Having learning outcomes is better than not having them, and if they are measurable and agreed upon, a set of learning outcomes significantly improves a student's learning. By this I mean simply that a course or a curriculum designed to help students towards certain ends--the ability to think critically, or communicate well--is better than one that aims simply for an increase in knowledge, or understanding of content.
But I sometimes hear the value of learning outcomes put more starkly--that they make it possible to create an education that focuses on what a student can do, not what a student knows. Here I have two concerns. The first is obvious. Education is about both what a student knows and what a student can do. Learning is not content-neutral; communicating well in one discipline does not mean that a person can communicate well in all disciplines, in the same way that being smart about philosophy does not guarantee that you are also smart about biology.
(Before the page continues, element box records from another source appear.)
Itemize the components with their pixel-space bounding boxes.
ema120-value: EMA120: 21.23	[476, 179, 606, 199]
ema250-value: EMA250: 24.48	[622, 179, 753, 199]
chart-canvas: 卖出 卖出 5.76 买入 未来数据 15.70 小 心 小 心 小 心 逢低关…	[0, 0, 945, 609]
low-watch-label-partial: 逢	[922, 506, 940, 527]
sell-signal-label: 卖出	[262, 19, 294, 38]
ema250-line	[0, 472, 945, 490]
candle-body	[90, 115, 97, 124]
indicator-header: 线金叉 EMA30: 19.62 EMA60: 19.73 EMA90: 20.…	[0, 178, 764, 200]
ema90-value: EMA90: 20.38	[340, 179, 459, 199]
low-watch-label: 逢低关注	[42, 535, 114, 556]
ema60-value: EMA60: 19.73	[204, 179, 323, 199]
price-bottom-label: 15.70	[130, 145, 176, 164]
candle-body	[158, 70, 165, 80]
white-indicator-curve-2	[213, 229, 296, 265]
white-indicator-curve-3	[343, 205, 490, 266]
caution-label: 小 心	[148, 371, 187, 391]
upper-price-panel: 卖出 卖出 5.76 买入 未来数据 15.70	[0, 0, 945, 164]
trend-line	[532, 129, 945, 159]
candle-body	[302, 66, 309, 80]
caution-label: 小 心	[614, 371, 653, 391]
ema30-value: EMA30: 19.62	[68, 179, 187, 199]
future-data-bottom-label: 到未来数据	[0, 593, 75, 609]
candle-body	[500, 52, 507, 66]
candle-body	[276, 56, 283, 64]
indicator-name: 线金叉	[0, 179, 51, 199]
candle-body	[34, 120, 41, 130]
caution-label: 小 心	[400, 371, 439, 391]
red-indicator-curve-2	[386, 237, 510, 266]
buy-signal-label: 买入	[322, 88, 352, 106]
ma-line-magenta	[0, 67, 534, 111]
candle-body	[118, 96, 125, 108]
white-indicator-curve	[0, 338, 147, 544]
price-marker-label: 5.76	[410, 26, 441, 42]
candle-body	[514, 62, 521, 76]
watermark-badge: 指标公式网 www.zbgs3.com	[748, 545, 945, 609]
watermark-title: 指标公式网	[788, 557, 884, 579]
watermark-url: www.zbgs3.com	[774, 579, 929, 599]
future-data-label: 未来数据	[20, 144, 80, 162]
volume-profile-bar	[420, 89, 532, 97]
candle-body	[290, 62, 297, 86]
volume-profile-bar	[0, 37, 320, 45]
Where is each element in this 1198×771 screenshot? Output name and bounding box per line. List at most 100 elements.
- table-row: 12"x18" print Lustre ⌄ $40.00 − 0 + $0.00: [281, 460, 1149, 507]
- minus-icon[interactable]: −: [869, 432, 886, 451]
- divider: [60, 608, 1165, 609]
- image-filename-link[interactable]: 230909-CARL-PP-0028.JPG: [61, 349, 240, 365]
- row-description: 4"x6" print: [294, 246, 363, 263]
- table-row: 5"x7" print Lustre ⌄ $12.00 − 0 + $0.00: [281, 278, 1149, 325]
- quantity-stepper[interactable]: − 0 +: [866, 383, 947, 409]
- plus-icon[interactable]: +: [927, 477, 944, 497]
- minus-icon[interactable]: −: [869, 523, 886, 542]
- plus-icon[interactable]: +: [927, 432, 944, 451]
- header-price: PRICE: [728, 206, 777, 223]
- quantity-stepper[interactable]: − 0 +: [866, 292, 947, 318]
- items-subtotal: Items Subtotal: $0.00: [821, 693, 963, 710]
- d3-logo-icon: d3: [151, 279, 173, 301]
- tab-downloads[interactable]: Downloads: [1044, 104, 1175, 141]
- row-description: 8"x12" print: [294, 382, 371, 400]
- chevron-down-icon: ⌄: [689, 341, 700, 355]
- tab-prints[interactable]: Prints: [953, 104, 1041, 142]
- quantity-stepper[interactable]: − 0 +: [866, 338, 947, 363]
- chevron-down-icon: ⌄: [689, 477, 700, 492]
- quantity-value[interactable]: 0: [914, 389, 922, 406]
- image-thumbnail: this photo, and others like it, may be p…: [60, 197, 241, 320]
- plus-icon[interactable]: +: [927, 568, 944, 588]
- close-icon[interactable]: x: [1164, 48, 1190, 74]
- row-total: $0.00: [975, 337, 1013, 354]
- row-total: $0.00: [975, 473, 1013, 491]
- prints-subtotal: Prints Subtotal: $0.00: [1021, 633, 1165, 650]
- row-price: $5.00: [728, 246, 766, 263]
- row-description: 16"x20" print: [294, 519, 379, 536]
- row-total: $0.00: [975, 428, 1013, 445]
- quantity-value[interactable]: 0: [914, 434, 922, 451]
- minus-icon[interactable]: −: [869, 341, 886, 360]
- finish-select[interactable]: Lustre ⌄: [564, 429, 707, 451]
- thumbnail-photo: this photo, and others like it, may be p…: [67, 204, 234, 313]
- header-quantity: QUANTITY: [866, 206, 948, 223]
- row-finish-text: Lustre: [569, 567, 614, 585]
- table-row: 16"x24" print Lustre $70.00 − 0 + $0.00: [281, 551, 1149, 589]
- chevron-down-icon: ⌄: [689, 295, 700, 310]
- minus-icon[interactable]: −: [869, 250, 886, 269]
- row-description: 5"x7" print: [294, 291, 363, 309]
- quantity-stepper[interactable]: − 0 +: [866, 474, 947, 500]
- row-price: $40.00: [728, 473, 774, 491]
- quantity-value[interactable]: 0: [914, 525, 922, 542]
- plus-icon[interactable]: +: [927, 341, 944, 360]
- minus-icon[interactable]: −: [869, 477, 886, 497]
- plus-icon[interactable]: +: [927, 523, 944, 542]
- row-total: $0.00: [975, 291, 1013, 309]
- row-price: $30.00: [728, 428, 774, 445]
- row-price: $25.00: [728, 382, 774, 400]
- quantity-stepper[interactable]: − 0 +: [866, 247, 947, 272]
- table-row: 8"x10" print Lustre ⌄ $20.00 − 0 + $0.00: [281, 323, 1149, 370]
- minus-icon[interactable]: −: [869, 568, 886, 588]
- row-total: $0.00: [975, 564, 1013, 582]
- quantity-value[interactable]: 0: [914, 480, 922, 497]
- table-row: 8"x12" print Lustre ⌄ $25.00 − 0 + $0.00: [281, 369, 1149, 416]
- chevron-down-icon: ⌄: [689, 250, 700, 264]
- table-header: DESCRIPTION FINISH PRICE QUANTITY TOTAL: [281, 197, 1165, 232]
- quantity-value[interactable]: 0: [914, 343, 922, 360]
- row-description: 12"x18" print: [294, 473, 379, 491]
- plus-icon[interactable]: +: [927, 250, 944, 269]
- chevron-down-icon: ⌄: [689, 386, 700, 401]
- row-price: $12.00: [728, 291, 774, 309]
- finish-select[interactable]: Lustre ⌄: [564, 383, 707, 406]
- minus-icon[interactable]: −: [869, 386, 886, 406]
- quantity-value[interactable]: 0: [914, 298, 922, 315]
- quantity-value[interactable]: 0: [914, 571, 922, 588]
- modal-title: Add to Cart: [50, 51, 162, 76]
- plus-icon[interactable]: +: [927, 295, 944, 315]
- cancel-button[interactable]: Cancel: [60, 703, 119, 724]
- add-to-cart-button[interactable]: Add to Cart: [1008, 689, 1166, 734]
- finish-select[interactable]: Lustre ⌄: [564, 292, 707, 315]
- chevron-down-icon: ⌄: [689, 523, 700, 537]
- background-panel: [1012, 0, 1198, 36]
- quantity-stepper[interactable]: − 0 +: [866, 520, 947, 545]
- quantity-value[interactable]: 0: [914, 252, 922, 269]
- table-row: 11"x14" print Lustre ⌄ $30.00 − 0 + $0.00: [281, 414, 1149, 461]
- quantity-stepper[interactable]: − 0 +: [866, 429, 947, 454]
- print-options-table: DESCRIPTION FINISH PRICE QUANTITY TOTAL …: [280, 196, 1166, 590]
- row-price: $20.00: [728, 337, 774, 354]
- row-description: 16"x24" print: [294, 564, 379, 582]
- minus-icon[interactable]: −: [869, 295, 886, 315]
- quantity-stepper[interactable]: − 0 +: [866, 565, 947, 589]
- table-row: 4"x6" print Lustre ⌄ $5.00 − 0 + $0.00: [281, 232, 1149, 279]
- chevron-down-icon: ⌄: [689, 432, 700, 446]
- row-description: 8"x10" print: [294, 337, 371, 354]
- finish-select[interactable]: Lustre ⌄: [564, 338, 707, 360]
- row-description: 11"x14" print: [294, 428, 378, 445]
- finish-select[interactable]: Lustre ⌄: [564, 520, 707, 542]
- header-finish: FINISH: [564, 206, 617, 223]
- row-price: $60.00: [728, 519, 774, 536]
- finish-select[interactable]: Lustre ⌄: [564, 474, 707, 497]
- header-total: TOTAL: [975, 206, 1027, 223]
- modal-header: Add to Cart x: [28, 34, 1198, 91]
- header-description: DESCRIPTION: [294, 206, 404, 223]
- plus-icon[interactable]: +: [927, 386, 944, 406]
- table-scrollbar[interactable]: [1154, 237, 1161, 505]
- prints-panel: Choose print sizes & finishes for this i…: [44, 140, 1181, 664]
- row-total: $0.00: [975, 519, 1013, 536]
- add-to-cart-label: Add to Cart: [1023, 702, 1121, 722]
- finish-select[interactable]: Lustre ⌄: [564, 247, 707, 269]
This objection is largely, I think, about the rhetoric of the learning outcomes movement, not about its actual approach to education.
My second concern is this: that learning outcomes may make an education more practical, more demonstrable, and better. But they may not make it Good. Education, at least in its traditional sense, is not only about what a student knows, or does. It is ultimately about what a student becomes. And if a school is interested in its students becoming something--engaged citizens, moral human beings, disciples of a god, whatever--then learning outcomes aren't enough. The school needs a mission, and a culture, that talk about the ultimate value of education, about what is Good, not simply what is good.
In the absence of that, learning outcomes become techniques or skills. They are useful things to be sure. But highly skilled people without a sense of what is Good have done a lot of damage in this world. And college campuses, for all their rhetoric about making a better world, developing leadership, and transforming learning, are no better than the communities that surround them. In some ways, they are worse.